Congressman Rodney Davis reported to us that he and his partners have secured 91 co-sponsors to The Employer Participation in Student Loan Assistance Act (H.R. 795/S.796) and that he has had promising discussions with principal members of Congressional leadership about the concept.
This legislation along with the HELP for Students and Parents Act (H.R. 1656) would allow employers to make up to $5,250 per year in tax-free contributions to an employee’s student debt obligations. Peanut Butter continues to support these bills in both the House of Representatives and the Senate with the goal of 100 co-sponsors by the end of the summer.
Each of these bills has been referred to the committee of jurisdiction, Ways & Means in the House and the Finance Committee in the Senate. Before the committee votes on a bill, it will need to be scored by the Joint Committee on Taxation (JCT) or the Congressional Budget Office (CBO) whose function is to assess the fiscal impact of the bill.
In order to support the leaders in Congress who are championing the solution to America’s student debt crisis, we have prepared two pieces of work:
- An illustration of the cost savings and risk avoidance that the Federal government can see by incentivizing employers to help pay down student debt, thereby reducing the 11.2 percent delinquency rate on America’s $1.2 trillion federal student loan portfolio (which is part of America’s $1.4 trillion total student loan burden). We’re honored to collaborate with another leading benefit communications firm, Jellyvision on this project. JCT’s answer might be as simple as ‘Peanut Butter & Jellyvision‘.
- An alternative legislative proposal that would allow employers to make tax-deferred contributions to employee’s student debt through the 401(k) code in a way that is deficit-neutral to the Federal budget. The balance of this post will explain the proposal in detail.
Peanut Butter partnered with one of America’s largest retirement plan providers to develop an alternate deficit-neutral proposal.
The proposal we’ve drafted would amend the IRS Code to allow employers’ matching 401(k) contributions to be applied to the employee’s qualified student debt obligations. Key highlights include:
- Struggling workers receive pre-tax employer assistance with student debt
- More student debt holders are able to save more money for retirement
- ‘Cost’ is neutral to the Federal budget
- No cost, low friction for employers drives rapid adoption
- Fair to workers at all income levels
- Encourages workers to establish a bit of savings
A summary of the proposal can be found here, and a legislative draft is available here. This proposal evolves concepts and constructs identified in RISE Act and The Aspen Institute’s Initiatives Toward a New Capitalism.
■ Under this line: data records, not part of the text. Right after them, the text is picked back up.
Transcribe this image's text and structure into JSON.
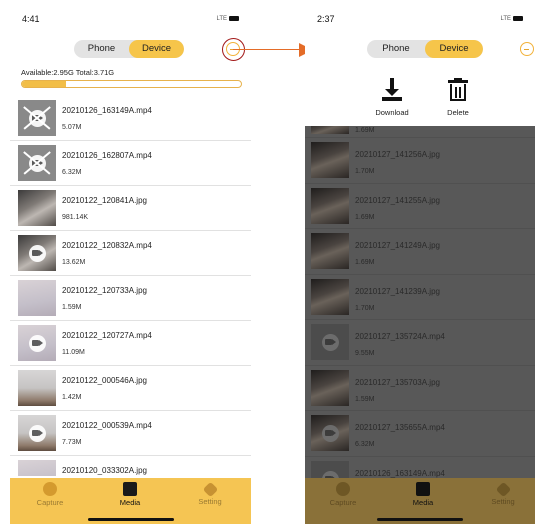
{
  "left_phone": {
    "status": {
      "time": "4:41",
      "signal": "LTE"
    },
    "segment": {
      "phone": "Phone",
      "device": "Device"
    },
    "storage": {
      "text": "Available:2.95G  Total:3.71G",
      "used_fraction": 0.2
    },
    "files": [
      {
        "name": "20210126_163149A.mp4",
        "size": "5.07M",
        "thumb": "gray",
        "video": true,
        "broken": true
      },
      {
        "name": "20210126_162807A.mp4",
        "size": "6.32M",
        "thumb": "gray",
        "video": true,
        "broken": true
      },
      {
        "name": "20210122_120841A.jpg",
        "size": "981.14K",
        "thumb": "room",
        "video": false
      },
      {
        "name": "20210122_120832A.mp4",
        "size": "13.62M",
        "thumb": "room",
        "video": true
      },
      {
        "name": "20210122_120733A.jpg",
        "size": "1.59M",
        "thumb": "wall",
        "video": false
      },
      {
        "name": "20210122_120727A.mp4",
        "size": "11.09M",
        "thumb": "wall",
        "video": true
      },
      {
        "name": "20210122_000546A.jpg",
        "size": "1.42M",
        "thumb": "floor",
        "video": false
      },
      {
        "name": "20210122_000539A.mp4",
        "size": "7.73M",
        "thumb": "floor",
        "video": true
      },
      {
        "name": "20210120_033302A.jpg",
        "size": "",
        "thumb": "wall",
        "video": false
      }
    ],
    "tabs": {
      "capture": "Capture",
      "media": "Media",
      "setting": "Setting"
    }
  },
  "right_phone": {
    "status": {
      "time": "2:37",
      "signal": "LTE"
    },
    "segment": {
      "phone": "Phone",
      "device": "Device"
    },
    "actions": {
      "download": "Download",
      "delete": "Delete"
    },
    "top_partial_size": "1.69M",
    "files": [
      {
        "name": "20210127_141256A.jpg",
        "size": "1.70M",
        "thumb": "room",
        "video": false
      },
      {
        "name": "20210127_141255A.jpg",
        "size": "1.69M",
        "thumb": "room",
        "video": false
      },
      {
        "name": "20210127_141249A.jpg",
        "size": "1.69M",
        "thumb": "room",
        "video": false
      },
      {
        "name": "20210127_141239A.jpg",
        "size": "1.70M",
        "thumb": "room",
        "video": false
      },
      {
        "name": "20210127_135724A.mp4",
        "size": "9.55M",
        "thumb": "gray",
        "video": true
      },
      {
        "name": "20210127_135703A.jpg",
        "size": "1.59M",
        "thumb": "room",
        "video": false
      },
      {
        "name": "20210127_135655A.mp4",
        "size": "6.32M",
        "thumb": "room",
        "video": true
      },
      {
        "name": "20210126_163149A.mp4",
        "size": "",
        "thumb": "gray",
        "video": true
      }
    ],
    "tabs": {
      "capture": "Capture",
      "media": "Media",
      "setting": "Setting"
    }
  },
  "colors": {
    "accent": "#f5c553",
    "arrow": "#e46c28",
    "highlight_circle": "#a21818",
    "overlay": "#585858"
  }
}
In a late June visit to Capitol Hill, we received positive feedback on the proposal from several members of the Ways & Means Committee.
America’s student debt crisis is getting worse — according to MarketWatch, we’re adding nearly $2,726 in student debt per second. The time is now for the Federal government to enact a solution that further aligns the interests of employers.
We continue to support all leaders in Congress who are focused on enacting a solution to America’s $1.4 trillion student debt crisis.